Questions remain as WTVP announces suspension of Peoria Magazine's publication
Peoria Magazine is indefinitely suspending publication after the November issue.
It's the latest blow to WTVP, Peoria's PBS station. The station's financial problems have become increasingly public over the past month. The magazine called the last 30 days "very challenging" in a note to readers.
The magazine was purchased from Central Illinois Business Publishers for $100,000 in 2021, according to the station's 2021-22 annual audited financial statement.
It is still unclear who actually funded the public television station's purchase of the for-profit magazine. Station leadership has never disclosed that information. WTVP board chairman Andrew Rand at the time of the purchase said community investors had backed the purchase, and claimed no general membership funds went into the purchase. Then-president and CEO Lesley Matuszak told Current magazine in November 2021 that she had "an angel or two" in her pocket, adding "that's just how I operate."

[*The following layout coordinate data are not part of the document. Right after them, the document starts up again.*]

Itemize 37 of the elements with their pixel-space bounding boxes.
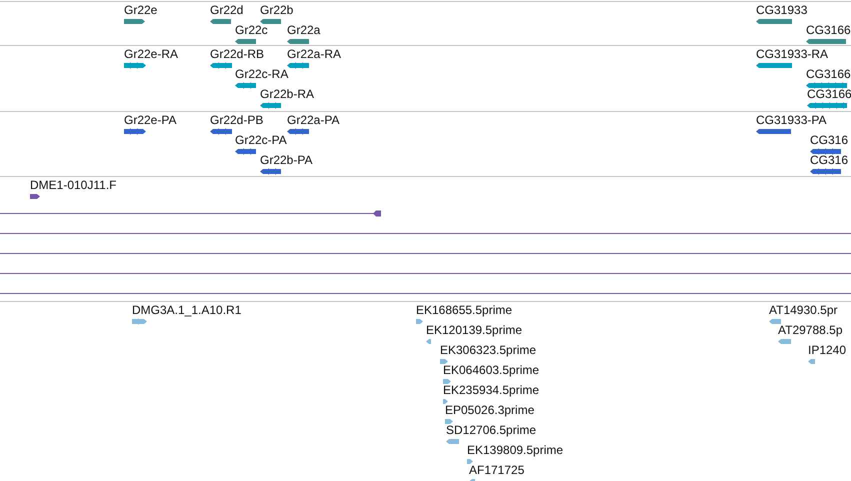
- feature-label: Gr22a-RA: [287, 48, 342, 61]
- feature-label: CG3166: [806, 68, 851, 81]
- feature-label: Gr22a: [287, 24, 320, 37]
- feature-label: AT14930.5pr: [769, 304, 838, 317]
- feature-label: EK120139.5prime: [426, 324, 522, 337]
- feature-label: Gr22d-PB: [210, 114, 264, 127]
- feature-label: EK064603.5prime: [443, 364, 540, 377]
- feature-label: Gr22c-RA: [235, 68, 288, 81]
- feature-label: Gr22a-PA: [287, 114, 340, 127]
- feature-label: Gr22d-RB: [210, 48, 264, 61]
- feature-label: CG31933-RA: [756, 48, 828, 61]
- feature-label: DMG3A.1_1.A10.R1: [132, 304, 242, 317]
- feature-label: CG316: [810, 134, 848, 147]
- feature-label: Gr22d: [210, 4, 244, 17]
- feature-label: EK139809.5prime: [467, 444, 564, 457]
- feature-label: Gr22c: [235, 24, 268, 37]
- feature-label: EP05026.3prime: [445, 404, 534, 417]
- feature-label: Gr22b: [260, 4, 294, 17]
- feature-label: CG3166: [806, 24, 851, 37]
- feature-label: EK306323.5prime: [440, 344, 536, 357]
- feature-label: SD12706.5prime: [446, 424, 536, 437]
- feature-label: Gr22e: [124, 4, 158, 17]
- feature-label: Gr22e-RA: [124, 48, 178, 61]
- feature-label: DME1-010J11.F: [30, 179, 116, 192]
- feature-label: AT29788.5p: [778, 324, 842, 337]
- feature-label: IP1240: [808, 344, 846, 357]
- feature-label: CG316: [810, 154, 848, 167]
- feature-label: EK168655.5prime: [416, 304, 512, 317]
- feature-label: Gr22b-PA: [260, 154, 312, 167]
- feature-label: Gr22b-RA: [260, 88, 314, 101]
- feature-label: CG31933: [756, 4, 808, 17]
- feature-label: CG31933-PA: [756, 114, 826, 127]
- feature-label: AF171725: [469, 464, 524, 477]
- feature-label: Gr22e-PA: [124, 114, 176, 127]
- feature-label: CG3166: [807, 88, 851, 101]
- feature-label: EK235934.5prime: [443, 384, 540, 397]
- feature-label: Gr22c-PA: [235, 134, 287, 147]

Board minutes suggest there were questions about the magazine's profitability. The minutes of a special Sept. 6 meeting say Matuszak claimed the magazine had made $750,000, but board treasurer Helen Barrick corrected the statement, saying the magazine had grossed $750,000. That's the profits before the costs of producing the magazine are subtracted.

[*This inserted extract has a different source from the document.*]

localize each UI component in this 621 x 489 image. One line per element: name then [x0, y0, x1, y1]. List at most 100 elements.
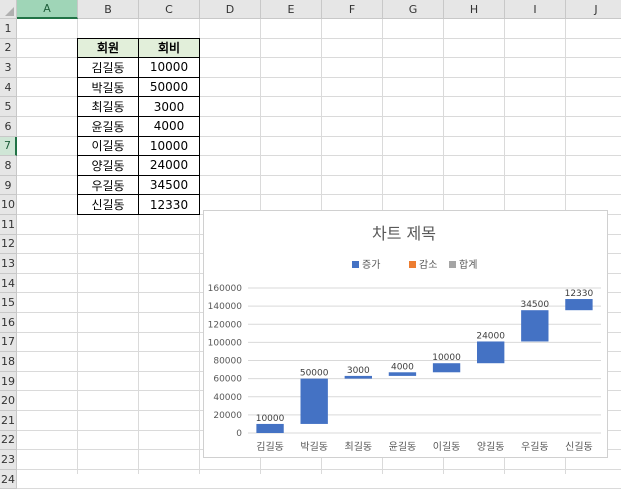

WTVP earlier this month slashed its budget by $1.5 million and laid off nine employees. Matuszak was found dead in her home on Sept. 28, a day after she resigned. The Peoria County Coroner's Office says no foul play is suspected in her death, but the Peoria Police Department has declined to release any additional information, citing an ongoing investigation. The focus of that investigation isn't clear.
The station's executive committee sought to establish a "leadership-advisory" relationship with Matuszak after the board learned station management had tapped $100,000 in credit and sold off $320,000 in investments in July to keep the station's short-term cash flow going. That executive committee includes Rand, his domestic partner Sid Ruckriegel, Barrick, and Stephen Shipley. Ruckriegel, the board vice chairman, was appointed to be Matuszak's "supervisory representative" and tasked with reversing the station's negative cash flow.
At an Oct. 10 meeting, Rand said the executive committee had acquired evidence suggesting usage of station funds and expenditures that were "questionable, unauthorized or improper." He said it was believed those issues had stopped, and that the executive committee is reviewing every station expenditure.
When asked about the future of the magazine last week, interim station manager Julie Sanders referred the request to Rand. He didn't reply to that request. Peoria Magazine editor-in-chief Mike Bailey also didn't reply to a request for more information.
A Bradley University spokesperson says the magazine's 40 Leaders Under Forty event is still scheduled for Nov. 1 at Renaissance Coliseum.
WTVP is asking subscribers to consider donating their remaining balance to the station, but they say they will honor requests for refunds.